简体   繁体   English

java将String windows-1251转换为utf8

[英]java convert String windows-1251 to utf8

Scanner sc = new Scanner(System.in);
    System.out.println("Enter text: ");
    String text = sc.nextLine();
    try {
        String result = new String(text.getBytes("windows-1251"), Charset.forName("UTF-8"));
        System.out.println(result);
    } catch (UnsupportedEncodingException e) {
        System.out.println(e);
    }

I'm trying change keyboard: input cyrylic keyboard, output latin. 我正在尝试更换键盘:输入cyrylic键盘,输出拉丁语。 Example: qwerty +> йцукен 示例:qwerty +>йцукен

It doesn't work, can anyone tell me what i'm doing wrong? 它不起作用,谁能告诉我我做错了什么?

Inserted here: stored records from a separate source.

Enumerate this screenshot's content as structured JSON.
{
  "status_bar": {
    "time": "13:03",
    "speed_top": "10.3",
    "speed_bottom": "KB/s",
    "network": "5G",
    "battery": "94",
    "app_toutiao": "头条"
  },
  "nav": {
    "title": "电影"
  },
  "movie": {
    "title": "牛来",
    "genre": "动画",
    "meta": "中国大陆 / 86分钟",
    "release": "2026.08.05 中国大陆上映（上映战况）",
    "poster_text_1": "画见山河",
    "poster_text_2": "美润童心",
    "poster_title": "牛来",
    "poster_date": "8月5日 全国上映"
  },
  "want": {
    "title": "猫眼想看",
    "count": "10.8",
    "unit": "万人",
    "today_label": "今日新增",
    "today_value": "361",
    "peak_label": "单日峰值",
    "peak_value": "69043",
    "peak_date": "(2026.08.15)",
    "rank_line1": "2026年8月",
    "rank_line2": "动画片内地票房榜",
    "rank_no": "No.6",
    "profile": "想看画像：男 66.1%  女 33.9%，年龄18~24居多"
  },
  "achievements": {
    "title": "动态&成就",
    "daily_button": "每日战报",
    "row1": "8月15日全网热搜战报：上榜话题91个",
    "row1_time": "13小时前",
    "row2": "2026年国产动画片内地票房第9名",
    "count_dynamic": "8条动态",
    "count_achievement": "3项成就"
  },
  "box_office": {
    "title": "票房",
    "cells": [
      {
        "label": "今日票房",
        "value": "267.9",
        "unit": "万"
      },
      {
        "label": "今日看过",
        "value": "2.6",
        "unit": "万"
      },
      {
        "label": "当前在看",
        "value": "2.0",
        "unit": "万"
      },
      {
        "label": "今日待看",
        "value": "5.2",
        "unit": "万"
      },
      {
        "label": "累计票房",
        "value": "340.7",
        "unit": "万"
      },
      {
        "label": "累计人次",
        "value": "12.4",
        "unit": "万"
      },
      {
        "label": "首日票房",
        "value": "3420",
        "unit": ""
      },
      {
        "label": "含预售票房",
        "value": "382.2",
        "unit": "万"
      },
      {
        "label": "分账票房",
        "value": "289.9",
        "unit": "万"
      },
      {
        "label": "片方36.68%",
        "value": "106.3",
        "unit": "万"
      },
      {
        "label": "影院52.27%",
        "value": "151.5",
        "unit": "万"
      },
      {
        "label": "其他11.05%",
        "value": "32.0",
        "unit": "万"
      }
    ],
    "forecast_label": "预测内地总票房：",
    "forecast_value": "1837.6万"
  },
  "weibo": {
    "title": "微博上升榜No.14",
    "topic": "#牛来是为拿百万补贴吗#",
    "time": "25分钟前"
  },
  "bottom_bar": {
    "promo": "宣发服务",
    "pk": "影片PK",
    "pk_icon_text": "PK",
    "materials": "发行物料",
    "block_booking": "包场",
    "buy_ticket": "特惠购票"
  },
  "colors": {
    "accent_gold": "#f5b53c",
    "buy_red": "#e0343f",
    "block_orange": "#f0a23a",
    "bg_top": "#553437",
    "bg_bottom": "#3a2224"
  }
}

First java text, String/char/Reader/Writer is internally Unicode, so it can combine all scripts. 第一个java文本,String / char / Reader / Writer是内部Unicode,因此它可以组合所有脚本。 This is a major difference with for instance C/C++ where there is no such standard. 这与例如C / C ++的主要区别在于没有这样的标准。

Now System.in is an InputStream for historical reasons. 现在,由于历史原因,System.in是一个InputStream。 That needs an indication of encoding used. 这需要使用的编码指示。

Scanner sc = new Scanner(System.in, "Windows-1251");

The above explicitly sets the conversion for System.in to Cyrillic. 上面明确地将System.in的转换设置为Cyrillic。 Without this optional parameter the default encoding is taken. 如果没有此可选参数,则采用默认编码。 If that was not changed by the software, it would be the platform encoding. 如果软件没有改变,那就是平台编码。 So this might have been correct too. 所以这可能也是正确的。

Now text is correct, containing the Cyrillic from System.in as Unicode. 现在text是正确的,包含来自System.in的Cyrillic作为Unicode。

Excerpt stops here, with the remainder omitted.